Google Summer of Code 2021
Introduction
So you are interested in becoming a Google Summer of Code student. What should you do to improve your chances of being selected? We recommend reading
- OSGeo's GSoC Recommendations for Students
- We currently have one project in mind listed below, with a mentor ready to help - refer to Idea 1 below. We are open to other ideas, but Idea 1 takes precedence since we already have a mentor for that.
- Join the PostGIS Developers list and describe your proposed project (or willingness to work on Idea 1 listed below). We will let you know if we think the project is worthwhile and doable within the allotted time you have.
- If you are looking for additional ideas, refer to our past GSOCS:
Improving your chances
For most projects involving PostGIS you will eventually need the following:
- Know how to install PostgreSQL
- Know how to install PostGIS in PostgreSQL
- Know how to compile PostgreSQL code
- Know how to compile PostGIS code and run tests
- Some basic knowledge of git -- at least how to do a git clone, git push, git pull and pull requests
While you can learn to do these things and ask questions, we would prefer students to know these before starting on a PostGIS project.
Idea 1: Augment PostGIS 3.2 with GIST support added to PG14
Expected outcome: Speed up GiST index building in PostGIS
Skills required: C or willing to learn, ability to compile PostgreSQL code, ability to compile PostGIS code, some familiarity with PostGIS / PostgreSQL is preferable
Mentors: Giuseppe Broccolo, Regina Obe
Difficulty: Medium
Student Test:
- git clone PostGIS code from one of Git repos
- git clone code from PostgreSQL git repo (master branch) -
- Compile both and install PostGIS 3.2 (master branch) extension into PostgreSQL 14 dev database
- Setup a public fork of PostGIS repo for your work
Additional detail:
Recently this patch <https://commitfest.postgresql.org/29/2276/> which adds more infrastructure to the GiST has been included in PostgreSQL 14. It should speed up the build of a GiST index after some (fast) pre-sorting of the data which needs to be indexed. Some tests for the PostgreSQL's internal type point (that uses Zsort of the points as fast pre-sorting of the data) showed that the build is up to 5 times faster.
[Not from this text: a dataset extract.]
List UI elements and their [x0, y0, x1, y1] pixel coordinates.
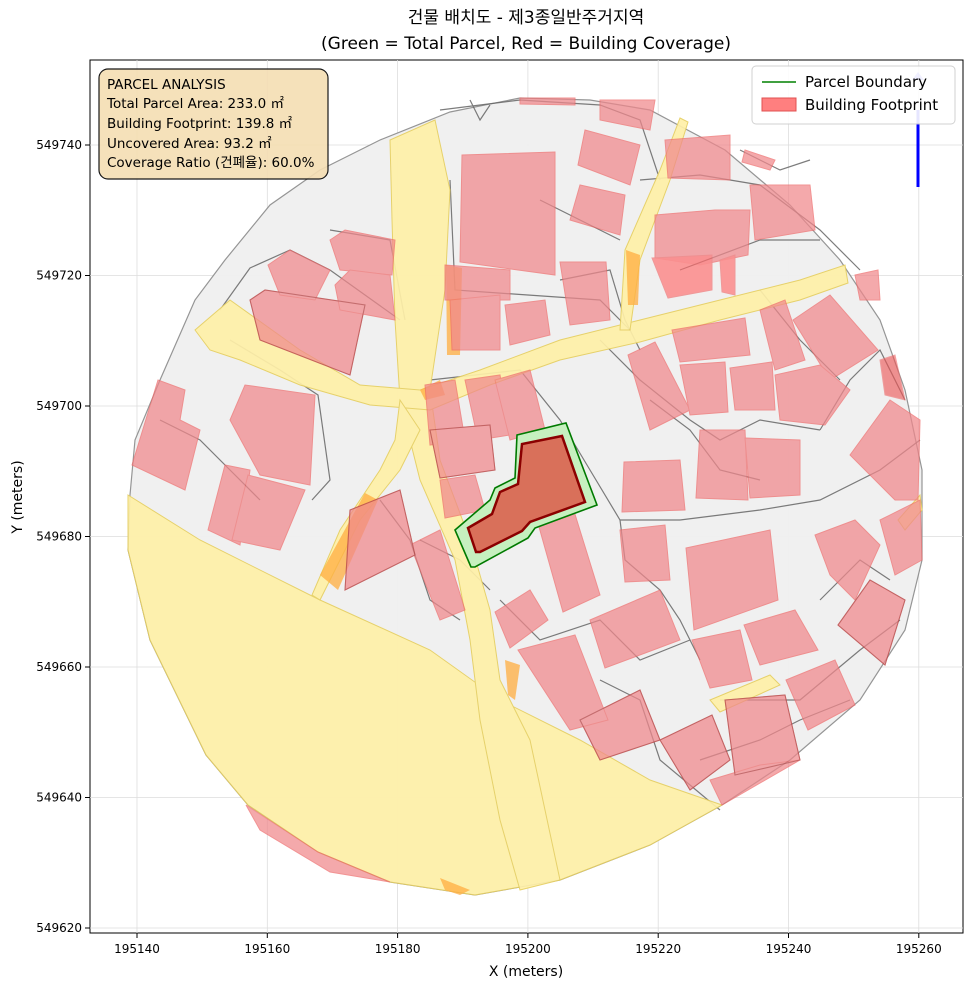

We need to find a possible implementation for PostGIS data types as well, finding the best algorithm to be used to preliminary sort the geometries before the build of the geospatial index. Basically, it would require to add this support function <https://github.com/glukhovn/postgres/blob/225a49161fae9388651373d4beb8dcba99059339/src/include/access/gist.h#L37> and this other one <https://github.com/glukhovn/postgres/blob/225a49161fae9388651373d4beb8dcba99059339/src/include/access/gist.h#L38> in the operator classes which use the GiST infrastructure (e.g. this one <https://github.com/postgis/postgis/blob/8b13c3e2f8366d902dbf516ec17de09ae84361f4/postgis/postgis.sql.in#L781>).
Tests are needed in order to quantify the improvements in performance during the build of the index, considering the different geometries.